É exacto que a doutrina não é inteiramente acorde quanto à exacta extensão do regime da apontada abstracção processual, dado que, não falta quem entenda – em termos mais restritivos – que aquela abstracção apenas dispensa o credor do ónus de provar a relação fundamental subjacente ao negócio unilateral – mas não também do ónus de alegar essa mesma relação[5].

A ser isto exacto, em tal caso, o credor que promova a execução contra o devedor que tenha reconhecido unilateralmente o débito, não pode limitar-se a exibir o documento particular simples que corporize o acto de reconhecimento unilateral da relação causal anteriormente existente entre as partes, devendo, no articulado respectivo, identificar essa relação causal, alegando os factos essenciais constitutivos, embora por via da indicada dispensa de prova, esteja dispensado de provar tal factualidade, cumprindo ao devedor, na oposição que deduza, alegar – e demonstrar - que essa concreta causa constitutiva, invocada pelo credor, afinal não existe em termos juridicamente válidos (artº 458 do Código Civil).

Na espécie do recurso, o exequente apresentou, com o requerimento executivo, três documentos, todos de natureza particular.

Um daqueles documentos – ou melhor as declarações de vontade dos outorgantes que corporiza – é claramente qualificável como contrato de cessão financeira, factoring ou cobrança, no qual E…, SA, e um antecessor do exequente, figuram nas qualidades de aderente e de cessionário ou factor, respectivamente.

Trata-se de um contrato estruturalmente atípico – embora nominado e socialmente típico - que, na ausência de um definição legal, a doutrina define como aquele pelo qual uma das partes – cedente financeiro, facturizado ou aderente – cede ou se obriga a ceder à outra – cessionário financeiro ou factor – mediante remuneração, a totalidade ou parte dos créditos de curto prazo de que é titular sobre um ou mais terceiros – devedor cedido (artº 2 nº 1, 7 e 8 do Decreto-Lei nº 179/95, de 18 de Julho)[6].

No tocante às modalidades que pode revestir, conta-se a incompleta ou completa, consoante o factor apenas de dispõe a prestar ao aderente os seus serviços de gestão e cobrança, ou também um serviço de financiamento, concedendo-lhe antecipações sobre o valor nominal dos créditos cedidos, própria ou imprópria – também designada com recurso ou pro solvendo ou sem recurso – consoante o factor assume o risco de incumprimento dos devedores cedidos ou não, e aberta ou fechada, conforme pressuponha ou não a notificação do devedor cedido pelo aderente.

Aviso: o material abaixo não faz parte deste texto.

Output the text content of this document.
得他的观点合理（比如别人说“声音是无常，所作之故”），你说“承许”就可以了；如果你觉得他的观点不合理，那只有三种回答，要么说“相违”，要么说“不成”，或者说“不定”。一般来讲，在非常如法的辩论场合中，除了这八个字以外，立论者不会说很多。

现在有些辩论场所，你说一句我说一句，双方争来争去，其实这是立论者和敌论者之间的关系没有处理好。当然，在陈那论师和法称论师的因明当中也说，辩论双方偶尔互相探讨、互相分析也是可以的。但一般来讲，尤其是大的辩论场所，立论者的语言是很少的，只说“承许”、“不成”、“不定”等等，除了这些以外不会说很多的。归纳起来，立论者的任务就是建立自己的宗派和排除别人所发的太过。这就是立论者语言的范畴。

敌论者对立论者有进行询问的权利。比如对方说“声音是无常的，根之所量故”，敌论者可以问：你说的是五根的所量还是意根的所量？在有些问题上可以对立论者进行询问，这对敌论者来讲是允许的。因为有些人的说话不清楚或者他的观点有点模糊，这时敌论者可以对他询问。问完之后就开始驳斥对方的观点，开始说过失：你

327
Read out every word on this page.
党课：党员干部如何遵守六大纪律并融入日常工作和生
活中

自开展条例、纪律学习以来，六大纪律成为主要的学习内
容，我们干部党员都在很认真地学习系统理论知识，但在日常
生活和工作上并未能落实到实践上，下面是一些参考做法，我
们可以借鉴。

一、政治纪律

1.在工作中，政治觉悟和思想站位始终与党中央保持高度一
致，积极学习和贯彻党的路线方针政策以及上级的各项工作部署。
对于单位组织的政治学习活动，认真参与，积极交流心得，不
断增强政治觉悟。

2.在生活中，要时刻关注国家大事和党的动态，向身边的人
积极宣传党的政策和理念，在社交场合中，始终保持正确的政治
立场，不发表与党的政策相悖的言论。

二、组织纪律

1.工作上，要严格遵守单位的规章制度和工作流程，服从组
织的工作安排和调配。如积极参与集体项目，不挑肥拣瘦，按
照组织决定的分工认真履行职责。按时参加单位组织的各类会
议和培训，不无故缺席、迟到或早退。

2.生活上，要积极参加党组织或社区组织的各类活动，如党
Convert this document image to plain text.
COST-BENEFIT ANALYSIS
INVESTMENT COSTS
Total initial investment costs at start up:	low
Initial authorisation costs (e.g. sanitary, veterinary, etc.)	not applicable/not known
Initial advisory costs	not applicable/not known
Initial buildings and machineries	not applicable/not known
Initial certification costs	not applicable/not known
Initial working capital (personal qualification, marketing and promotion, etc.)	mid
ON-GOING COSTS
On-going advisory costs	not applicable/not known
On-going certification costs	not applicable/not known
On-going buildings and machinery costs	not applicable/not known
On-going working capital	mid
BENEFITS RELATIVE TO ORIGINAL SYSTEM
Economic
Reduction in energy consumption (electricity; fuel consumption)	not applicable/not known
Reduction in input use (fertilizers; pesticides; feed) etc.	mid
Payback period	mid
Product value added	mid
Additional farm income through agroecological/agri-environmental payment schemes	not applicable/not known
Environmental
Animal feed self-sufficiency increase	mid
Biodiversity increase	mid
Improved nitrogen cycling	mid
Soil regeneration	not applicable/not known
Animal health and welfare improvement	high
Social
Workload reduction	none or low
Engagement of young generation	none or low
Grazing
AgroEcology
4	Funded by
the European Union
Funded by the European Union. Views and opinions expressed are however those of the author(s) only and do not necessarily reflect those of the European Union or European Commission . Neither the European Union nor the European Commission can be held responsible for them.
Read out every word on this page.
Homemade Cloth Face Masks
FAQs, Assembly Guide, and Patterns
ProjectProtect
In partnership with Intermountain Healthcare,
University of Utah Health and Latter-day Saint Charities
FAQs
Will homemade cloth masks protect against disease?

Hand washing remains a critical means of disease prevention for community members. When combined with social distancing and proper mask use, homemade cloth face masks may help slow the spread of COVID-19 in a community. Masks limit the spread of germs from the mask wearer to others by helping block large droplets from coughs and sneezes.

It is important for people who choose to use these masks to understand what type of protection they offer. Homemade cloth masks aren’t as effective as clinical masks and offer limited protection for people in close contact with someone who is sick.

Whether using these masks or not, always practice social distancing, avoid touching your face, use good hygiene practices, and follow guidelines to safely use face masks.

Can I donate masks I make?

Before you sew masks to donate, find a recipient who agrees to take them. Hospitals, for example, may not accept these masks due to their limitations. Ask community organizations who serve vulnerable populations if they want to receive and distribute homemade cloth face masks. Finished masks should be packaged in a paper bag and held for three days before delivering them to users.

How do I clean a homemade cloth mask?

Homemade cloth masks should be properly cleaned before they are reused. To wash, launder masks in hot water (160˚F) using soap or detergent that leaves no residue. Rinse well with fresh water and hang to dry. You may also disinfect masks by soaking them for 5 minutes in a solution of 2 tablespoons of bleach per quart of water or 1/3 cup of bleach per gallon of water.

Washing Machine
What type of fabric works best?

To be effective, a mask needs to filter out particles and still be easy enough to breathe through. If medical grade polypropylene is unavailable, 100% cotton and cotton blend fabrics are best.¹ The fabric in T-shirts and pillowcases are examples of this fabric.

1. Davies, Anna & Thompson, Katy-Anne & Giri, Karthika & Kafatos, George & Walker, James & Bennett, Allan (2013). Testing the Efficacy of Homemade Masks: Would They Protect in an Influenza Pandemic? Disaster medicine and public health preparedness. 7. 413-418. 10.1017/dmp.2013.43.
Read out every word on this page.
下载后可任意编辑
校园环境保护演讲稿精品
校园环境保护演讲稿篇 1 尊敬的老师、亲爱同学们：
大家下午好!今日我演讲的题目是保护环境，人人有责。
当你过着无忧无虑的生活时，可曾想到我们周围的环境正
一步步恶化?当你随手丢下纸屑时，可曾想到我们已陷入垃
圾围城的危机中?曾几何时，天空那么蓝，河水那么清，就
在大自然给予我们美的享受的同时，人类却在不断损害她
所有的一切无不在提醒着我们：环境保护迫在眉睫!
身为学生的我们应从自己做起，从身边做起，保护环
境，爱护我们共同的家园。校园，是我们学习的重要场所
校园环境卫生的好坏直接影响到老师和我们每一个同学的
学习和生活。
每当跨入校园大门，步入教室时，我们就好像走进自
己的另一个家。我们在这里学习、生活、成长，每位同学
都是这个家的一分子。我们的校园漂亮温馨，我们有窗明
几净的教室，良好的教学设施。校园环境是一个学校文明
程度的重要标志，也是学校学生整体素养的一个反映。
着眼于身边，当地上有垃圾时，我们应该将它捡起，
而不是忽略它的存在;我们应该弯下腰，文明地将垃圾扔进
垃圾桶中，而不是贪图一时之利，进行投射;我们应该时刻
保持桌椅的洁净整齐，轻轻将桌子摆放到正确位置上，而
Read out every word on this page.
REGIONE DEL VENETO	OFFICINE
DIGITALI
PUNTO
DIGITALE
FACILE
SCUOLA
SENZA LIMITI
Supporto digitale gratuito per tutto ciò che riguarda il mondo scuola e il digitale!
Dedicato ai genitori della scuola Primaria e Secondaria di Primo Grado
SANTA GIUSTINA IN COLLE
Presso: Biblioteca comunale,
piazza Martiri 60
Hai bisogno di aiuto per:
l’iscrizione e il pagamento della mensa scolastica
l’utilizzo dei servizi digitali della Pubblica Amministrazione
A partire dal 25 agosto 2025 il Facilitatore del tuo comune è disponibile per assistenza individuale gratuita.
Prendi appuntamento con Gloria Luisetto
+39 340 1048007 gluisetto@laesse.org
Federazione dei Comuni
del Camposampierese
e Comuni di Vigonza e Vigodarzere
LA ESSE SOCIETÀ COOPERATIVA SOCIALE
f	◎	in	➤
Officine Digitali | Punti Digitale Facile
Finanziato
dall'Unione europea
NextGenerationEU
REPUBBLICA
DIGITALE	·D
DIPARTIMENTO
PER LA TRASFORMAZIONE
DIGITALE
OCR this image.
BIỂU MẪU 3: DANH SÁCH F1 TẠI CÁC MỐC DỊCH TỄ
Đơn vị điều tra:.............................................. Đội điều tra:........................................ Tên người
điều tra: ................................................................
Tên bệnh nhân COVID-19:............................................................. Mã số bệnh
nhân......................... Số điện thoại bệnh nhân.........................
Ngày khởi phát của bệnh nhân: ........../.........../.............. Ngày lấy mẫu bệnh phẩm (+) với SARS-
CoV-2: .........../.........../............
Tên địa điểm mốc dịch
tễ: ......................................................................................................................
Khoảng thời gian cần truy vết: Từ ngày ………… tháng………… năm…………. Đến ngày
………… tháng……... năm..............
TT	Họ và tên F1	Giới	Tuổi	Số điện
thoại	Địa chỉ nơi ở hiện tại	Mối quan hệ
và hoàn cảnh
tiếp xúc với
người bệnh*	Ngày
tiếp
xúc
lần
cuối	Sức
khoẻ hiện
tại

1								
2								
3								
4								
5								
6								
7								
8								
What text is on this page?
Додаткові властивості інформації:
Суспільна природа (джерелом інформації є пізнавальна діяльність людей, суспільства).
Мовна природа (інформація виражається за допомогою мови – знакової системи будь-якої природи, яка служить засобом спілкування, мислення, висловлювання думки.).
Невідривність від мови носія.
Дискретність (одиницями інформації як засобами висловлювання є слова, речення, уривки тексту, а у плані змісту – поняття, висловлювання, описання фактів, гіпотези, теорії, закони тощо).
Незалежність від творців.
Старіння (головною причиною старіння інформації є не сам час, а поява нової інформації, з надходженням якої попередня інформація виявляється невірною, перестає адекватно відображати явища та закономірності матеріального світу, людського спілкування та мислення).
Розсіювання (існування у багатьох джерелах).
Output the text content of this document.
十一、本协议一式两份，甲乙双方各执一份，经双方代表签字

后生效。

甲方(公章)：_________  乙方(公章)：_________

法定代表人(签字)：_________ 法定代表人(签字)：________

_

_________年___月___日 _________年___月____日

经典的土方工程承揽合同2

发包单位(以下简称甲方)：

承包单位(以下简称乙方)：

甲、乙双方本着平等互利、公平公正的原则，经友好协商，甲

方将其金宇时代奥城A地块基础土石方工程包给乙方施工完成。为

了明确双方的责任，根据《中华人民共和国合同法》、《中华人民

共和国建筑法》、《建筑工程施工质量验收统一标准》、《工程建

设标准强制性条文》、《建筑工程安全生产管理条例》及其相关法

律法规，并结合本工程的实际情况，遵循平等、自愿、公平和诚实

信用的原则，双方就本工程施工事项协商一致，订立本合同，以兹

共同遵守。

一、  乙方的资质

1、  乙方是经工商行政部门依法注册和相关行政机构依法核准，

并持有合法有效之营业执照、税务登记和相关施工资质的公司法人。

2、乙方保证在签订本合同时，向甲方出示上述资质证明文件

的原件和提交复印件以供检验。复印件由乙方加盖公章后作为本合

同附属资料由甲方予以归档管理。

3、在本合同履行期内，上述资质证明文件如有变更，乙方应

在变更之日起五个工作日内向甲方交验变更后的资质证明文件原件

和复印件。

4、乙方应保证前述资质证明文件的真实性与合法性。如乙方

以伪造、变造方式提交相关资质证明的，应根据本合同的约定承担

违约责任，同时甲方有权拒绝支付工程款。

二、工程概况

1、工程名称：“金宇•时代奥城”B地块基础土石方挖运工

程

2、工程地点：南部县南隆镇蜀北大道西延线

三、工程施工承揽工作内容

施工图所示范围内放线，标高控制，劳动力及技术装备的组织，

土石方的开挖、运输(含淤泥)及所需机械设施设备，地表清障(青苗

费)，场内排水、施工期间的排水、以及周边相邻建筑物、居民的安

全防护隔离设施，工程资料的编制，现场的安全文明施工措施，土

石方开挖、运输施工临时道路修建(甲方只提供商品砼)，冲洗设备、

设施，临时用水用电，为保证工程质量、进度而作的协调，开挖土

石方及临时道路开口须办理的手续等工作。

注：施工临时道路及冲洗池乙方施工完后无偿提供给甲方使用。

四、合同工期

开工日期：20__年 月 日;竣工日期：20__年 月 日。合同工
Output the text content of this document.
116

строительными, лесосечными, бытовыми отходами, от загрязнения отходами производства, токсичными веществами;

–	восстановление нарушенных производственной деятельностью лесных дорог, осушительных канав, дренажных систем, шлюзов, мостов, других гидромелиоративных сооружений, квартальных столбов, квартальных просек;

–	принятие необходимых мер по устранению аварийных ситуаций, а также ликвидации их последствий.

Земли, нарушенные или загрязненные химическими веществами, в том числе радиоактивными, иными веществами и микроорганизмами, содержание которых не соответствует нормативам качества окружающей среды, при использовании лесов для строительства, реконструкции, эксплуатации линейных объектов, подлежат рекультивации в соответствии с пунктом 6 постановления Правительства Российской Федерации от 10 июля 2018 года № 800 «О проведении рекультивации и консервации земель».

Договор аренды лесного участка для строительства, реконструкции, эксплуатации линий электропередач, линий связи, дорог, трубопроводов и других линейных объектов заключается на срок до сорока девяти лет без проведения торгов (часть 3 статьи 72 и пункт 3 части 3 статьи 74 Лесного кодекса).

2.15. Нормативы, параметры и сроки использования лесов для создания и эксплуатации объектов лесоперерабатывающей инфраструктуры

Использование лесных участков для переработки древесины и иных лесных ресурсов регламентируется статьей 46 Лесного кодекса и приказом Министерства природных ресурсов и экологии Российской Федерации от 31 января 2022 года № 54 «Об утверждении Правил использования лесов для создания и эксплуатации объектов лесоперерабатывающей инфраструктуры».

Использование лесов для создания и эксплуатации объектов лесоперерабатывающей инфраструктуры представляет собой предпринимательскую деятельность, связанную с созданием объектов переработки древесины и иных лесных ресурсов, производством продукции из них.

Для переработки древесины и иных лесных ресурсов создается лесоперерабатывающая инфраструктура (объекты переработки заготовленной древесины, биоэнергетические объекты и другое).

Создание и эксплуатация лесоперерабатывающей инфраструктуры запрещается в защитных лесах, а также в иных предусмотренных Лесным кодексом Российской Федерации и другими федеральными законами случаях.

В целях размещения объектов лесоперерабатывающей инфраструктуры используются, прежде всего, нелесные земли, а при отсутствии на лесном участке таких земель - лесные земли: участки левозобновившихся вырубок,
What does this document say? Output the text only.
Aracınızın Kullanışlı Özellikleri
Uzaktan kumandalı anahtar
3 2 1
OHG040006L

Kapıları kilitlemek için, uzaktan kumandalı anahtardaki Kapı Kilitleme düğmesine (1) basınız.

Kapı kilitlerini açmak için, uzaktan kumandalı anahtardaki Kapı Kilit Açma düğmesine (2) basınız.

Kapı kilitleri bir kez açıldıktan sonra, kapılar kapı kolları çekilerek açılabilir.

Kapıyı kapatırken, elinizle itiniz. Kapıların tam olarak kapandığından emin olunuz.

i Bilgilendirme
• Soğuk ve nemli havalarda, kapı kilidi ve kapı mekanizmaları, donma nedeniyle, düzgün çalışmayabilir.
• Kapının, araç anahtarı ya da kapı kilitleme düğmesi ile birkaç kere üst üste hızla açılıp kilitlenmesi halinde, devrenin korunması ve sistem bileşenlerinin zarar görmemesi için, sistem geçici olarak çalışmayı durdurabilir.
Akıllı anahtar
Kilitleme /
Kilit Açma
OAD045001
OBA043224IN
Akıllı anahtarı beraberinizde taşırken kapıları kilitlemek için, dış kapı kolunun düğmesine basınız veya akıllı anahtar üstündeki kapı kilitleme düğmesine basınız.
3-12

Em qualquer dos casos, o contrato institui entre as partes uma espécie de conta corrente, em que uma das partes vai cedendo créditos da sua actividade, recebendo, em contrapartida, os valores acordados que podem corresponder a uma percentagem sobre os valores cedidos.

Note-se que na cessão financeira imprópria ou sem recurso, o risco de incumprimento do devedor transfere-se para o factor; na imprópria ou com recurso, isso não sucede, seja porque o factor só pagará ao aderente após boa cobrança do crédito, seja porque, na hipótese de incumprimento, dispõe de regresso contra o aderente. Do que decorre que o factoring impróprio não traduzirá, afinal, uma verdadeira cessão de créditos – mas um mútuo com restituição atípica ou um mandato.

É controversa a natureza jurídica do contrato, que tem sido entendido como penhor de créditos, sub-rogação, dação, seguro de créditos, contrato misto, contrato normativo, cessão de créditos, etc.[7].

Seja qual for precisamente essa natureza jurídica, exacto é, em todo o caso, que assenta sobre a figura geral da cessão de créditos, cujas regras lhe são, em princípio, supletivamente aplicáveis (artº 577 e ss. do Código Civil)[8]. Assim, operada a transferência dos créditos, o factor passa a ser o credor e pode exigir a respectiva satisfação aos devedores, originariamente do aderente; estes últimos, por força da notificação que lhes é feita, passam a ser devedores do factor, que, porém, dispõem da faculdade de opor ao factor as mesmas excepções que poderiam invocar perante o cedente, dado que a conclusão do contrato de factoring não pode, em caso algum, prejudicar a posição jurídica dos devedores cedidos (artºs 583 e 588 do Código Civil). A cessão dispensa o consentimento do devedor, mas não o pode colocar em pior situação do que aquela em que anteriormente se encontrava. Assim, toda e qualquer excepção, seja ela temporária ou definitiva, que o devedor, antes da cessão, possuísse contra o cedente, é oponível ao cessionário, permitindo-lhe recusar-se a efectuar-lhe o cumprimento (artº 485 do Código Civil). Entre as excepções que, naturalmente, poderão ser opostas pelo devedor ao cessionário, encontram-se tanto aquelas que obstam à constituição do crédito como as que operam a sua extinção.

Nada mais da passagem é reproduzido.